The availability of a validated Chinese SPS questionnaire may be relevant for both research and practice. First, it may facilitate cross-cultural research on SPS. For example, researchers could examine measurement invariance of SPS across China and other countries or examine differences in SPS and its associations with other measures between China and other countries. Such research may reveal potential SPS-related cultural differences (e.g., different connotations of items) which may facilitate adjusting the SPS questionnaire to better fit within the Chinese context. Second, it may spur research examining the cultural generalizability of SPS: does this trait moderate positive and negative environmental influences in Chinese children as it does in western children?
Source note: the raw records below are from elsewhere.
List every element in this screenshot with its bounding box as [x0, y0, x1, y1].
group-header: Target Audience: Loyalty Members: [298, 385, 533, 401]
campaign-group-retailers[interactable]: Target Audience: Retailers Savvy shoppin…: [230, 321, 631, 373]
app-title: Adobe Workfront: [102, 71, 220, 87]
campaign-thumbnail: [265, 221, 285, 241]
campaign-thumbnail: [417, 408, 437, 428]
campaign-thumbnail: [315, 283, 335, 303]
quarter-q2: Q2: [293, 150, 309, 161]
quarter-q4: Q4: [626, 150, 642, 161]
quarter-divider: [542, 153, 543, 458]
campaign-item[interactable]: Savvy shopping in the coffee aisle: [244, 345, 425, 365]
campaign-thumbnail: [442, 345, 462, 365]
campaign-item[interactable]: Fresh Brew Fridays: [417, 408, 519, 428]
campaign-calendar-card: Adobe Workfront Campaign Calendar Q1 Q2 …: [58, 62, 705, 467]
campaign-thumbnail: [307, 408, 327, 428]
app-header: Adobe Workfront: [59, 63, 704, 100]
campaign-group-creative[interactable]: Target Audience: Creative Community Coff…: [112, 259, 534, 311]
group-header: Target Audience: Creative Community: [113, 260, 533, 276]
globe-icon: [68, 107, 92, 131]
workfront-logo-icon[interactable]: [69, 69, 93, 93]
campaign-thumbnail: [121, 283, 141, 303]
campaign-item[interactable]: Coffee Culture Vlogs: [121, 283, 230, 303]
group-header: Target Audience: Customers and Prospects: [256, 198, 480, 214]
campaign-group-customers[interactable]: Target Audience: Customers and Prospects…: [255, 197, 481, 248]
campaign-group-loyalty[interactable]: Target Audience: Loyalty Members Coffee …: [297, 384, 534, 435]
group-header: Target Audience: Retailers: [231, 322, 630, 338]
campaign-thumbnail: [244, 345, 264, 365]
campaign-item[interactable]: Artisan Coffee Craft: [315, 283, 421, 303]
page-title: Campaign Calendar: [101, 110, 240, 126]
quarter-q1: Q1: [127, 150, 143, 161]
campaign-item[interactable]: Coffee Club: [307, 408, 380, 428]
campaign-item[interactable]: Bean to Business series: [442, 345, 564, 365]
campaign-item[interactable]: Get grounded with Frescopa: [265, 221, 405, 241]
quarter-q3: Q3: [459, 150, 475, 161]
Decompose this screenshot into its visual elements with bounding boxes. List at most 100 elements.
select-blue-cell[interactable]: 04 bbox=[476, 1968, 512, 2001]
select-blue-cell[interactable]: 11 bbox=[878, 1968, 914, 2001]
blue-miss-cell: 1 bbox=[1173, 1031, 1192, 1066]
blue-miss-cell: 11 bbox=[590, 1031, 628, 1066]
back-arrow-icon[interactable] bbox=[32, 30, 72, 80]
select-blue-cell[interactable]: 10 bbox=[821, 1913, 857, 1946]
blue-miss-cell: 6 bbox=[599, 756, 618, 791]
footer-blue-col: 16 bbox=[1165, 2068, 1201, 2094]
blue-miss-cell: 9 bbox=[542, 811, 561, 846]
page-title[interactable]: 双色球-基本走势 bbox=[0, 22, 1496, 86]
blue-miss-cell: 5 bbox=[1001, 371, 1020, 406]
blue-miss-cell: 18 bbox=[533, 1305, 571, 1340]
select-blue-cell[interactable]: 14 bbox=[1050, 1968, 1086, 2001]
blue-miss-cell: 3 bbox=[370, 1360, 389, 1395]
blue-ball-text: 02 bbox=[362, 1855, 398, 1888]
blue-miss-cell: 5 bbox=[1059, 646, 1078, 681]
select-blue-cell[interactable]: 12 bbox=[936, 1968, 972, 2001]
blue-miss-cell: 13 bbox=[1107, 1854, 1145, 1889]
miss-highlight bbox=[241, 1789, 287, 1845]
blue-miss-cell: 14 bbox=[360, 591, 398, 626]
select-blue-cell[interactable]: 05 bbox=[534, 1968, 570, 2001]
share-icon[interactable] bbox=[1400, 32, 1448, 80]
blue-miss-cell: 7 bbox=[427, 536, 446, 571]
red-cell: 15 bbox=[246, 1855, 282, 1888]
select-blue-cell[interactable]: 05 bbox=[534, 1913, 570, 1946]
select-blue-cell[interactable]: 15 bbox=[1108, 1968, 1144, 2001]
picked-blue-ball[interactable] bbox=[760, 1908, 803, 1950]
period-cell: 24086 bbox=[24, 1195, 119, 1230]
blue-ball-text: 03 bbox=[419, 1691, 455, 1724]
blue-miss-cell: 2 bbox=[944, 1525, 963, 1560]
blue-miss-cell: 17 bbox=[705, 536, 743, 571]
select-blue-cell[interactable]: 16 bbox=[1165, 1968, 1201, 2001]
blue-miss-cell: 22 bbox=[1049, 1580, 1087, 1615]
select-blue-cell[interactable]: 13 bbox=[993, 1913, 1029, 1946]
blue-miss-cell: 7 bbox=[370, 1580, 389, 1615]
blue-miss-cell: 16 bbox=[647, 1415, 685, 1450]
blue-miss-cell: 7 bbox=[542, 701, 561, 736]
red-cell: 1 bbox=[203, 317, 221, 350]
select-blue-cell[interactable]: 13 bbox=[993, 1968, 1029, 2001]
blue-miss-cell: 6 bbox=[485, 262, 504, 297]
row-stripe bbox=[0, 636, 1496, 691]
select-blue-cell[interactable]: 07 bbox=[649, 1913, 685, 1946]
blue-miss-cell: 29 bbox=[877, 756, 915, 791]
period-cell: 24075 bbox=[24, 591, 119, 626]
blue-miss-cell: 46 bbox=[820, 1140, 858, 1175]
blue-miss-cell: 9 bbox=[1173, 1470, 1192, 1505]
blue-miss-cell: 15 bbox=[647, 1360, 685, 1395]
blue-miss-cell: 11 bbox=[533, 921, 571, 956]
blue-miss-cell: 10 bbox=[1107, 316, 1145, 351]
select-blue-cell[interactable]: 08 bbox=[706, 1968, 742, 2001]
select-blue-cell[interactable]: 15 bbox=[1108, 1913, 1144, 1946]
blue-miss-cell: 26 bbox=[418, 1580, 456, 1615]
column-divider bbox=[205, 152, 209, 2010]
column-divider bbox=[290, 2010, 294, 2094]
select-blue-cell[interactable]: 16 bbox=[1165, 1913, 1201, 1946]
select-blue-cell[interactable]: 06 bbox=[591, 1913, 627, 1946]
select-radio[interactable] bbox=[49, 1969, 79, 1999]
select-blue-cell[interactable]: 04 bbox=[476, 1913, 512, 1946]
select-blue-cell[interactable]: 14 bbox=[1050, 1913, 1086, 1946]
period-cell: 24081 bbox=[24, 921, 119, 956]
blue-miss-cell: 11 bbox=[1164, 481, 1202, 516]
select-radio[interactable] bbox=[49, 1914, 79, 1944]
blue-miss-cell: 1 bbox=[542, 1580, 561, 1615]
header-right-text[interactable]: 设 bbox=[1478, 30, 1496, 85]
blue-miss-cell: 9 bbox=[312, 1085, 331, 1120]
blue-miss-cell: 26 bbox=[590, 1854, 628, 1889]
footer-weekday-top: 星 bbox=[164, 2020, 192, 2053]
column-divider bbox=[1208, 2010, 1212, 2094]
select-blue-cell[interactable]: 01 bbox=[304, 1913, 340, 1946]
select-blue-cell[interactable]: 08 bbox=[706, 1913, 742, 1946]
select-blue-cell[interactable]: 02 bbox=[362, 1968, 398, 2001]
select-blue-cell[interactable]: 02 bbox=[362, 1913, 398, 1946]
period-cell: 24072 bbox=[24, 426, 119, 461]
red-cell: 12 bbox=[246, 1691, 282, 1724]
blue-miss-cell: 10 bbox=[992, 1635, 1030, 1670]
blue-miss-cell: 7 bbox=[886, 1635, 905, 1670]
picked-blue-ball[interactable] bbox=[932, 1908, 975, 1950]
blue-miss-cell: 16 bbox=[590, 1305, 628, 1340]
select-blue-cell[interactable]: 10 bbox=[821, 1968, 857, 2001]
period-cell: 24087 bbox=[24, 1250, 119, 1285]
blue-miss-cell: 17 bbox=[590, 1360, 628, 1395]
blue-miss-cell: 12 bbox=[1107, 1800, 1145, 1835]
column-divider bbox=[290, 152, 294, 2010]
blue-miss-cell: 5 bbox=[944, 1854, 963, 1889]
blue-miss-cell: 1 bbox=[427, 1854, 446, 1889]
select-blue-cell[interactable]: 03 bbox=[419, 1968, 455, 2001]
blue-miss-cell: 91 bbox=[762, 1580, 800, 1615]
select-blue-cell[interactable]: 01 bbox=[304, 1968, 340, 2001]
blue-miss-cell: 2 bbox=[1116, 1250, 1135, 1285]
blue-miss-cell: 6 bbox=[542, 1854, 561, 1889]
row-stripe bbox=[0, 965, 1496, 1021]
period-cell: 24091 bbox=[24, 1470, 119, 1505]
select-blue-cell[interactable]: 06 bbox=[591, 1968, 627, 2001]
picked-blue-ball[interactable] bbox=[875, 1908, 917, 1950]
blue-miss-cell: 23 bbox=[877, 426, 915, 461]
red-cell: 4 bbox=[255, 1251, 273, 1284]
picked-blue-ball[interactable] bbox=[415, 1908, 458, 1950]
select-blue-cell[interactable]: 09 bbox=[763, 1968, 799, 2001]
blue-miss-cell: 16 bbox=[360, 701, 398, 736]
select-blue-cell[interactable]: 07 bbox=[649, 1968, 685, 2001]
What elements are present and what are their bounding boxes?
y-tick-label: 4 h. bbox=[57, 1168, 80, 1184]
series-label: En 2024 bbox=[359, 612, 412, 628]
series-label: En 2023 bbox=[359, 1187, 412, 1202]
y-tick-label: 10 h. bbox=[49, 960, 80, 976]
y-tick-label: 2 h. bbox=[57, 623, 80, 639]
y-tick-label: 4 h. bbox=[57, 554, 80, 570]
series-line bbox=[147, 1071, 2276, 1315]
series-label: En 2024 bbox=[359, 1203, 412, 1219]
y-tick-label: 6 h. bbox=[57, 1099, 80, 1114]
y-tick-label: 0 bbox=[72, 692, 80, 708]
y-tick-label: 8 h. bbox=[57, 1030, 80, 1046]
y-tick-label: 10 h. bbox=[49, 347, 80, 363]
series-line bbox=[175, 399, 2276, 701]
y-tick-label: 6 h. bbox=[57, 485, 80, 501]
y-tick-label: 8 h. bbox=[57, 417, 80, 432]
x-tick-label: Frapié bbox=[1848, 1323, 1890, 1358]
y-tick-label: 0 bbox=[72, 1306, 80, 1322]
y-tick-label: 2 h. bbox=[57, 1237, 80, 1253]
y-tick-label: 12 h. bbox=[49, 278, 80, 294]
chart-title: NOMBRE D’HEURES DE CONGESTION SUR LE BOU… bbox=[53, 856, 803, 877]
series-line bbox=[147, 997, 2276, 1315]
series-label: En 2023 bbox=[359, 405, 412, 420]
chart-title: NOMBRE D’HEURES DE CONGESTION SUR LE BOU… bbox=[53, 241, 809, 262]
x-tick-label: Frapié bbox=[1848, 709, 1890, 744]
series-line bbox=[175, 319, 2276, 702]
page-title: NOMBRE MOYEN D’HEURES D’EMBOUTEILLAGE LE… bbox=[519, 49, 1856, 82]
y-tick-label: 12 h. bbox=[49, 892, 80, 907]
Such research may facilitate intervention programs to use the SPS questionnaire as a tool to early identify children who are more at risk but also more likely to exceptionally benefit from enriched environments in the Chinese context.

4.5 Conclusion

Overall, our Chinese translation of the HSC replicated most psychometric properties found in international studies: (a) a bifactor structure with one general sensitivity component and three specific components, (b) acceptable internal consistency of the total scale (although not for self-report of elementary school children, and not for the subscales), and (c) at least partial invariance across age groups, gender, and informants. Our findings also supported convergent validity of the Chinese HSC as found in Western studies, suggesting that EOE may capture the “dark side” of sensitivity, whereas AES may capture the “bright side” of sensitivity. Taken together, we recommend that researchers using our Chinese HSC could: (a) use the HSC total scale to assess general sensitivity, but be careful to use the less reliable subscales to investigate the different sensitivity components; (b) use child reports for middle school children and caregiver reports for elementary school children; and (c) use latent scores when comparing means across age groups, gender, and informants. Given that examining cultural differences in SPS is an important and yet understudied topic (Greven et al., 2019), we hope that our studies may help spur more future research on SPS in cross-cultural contexts.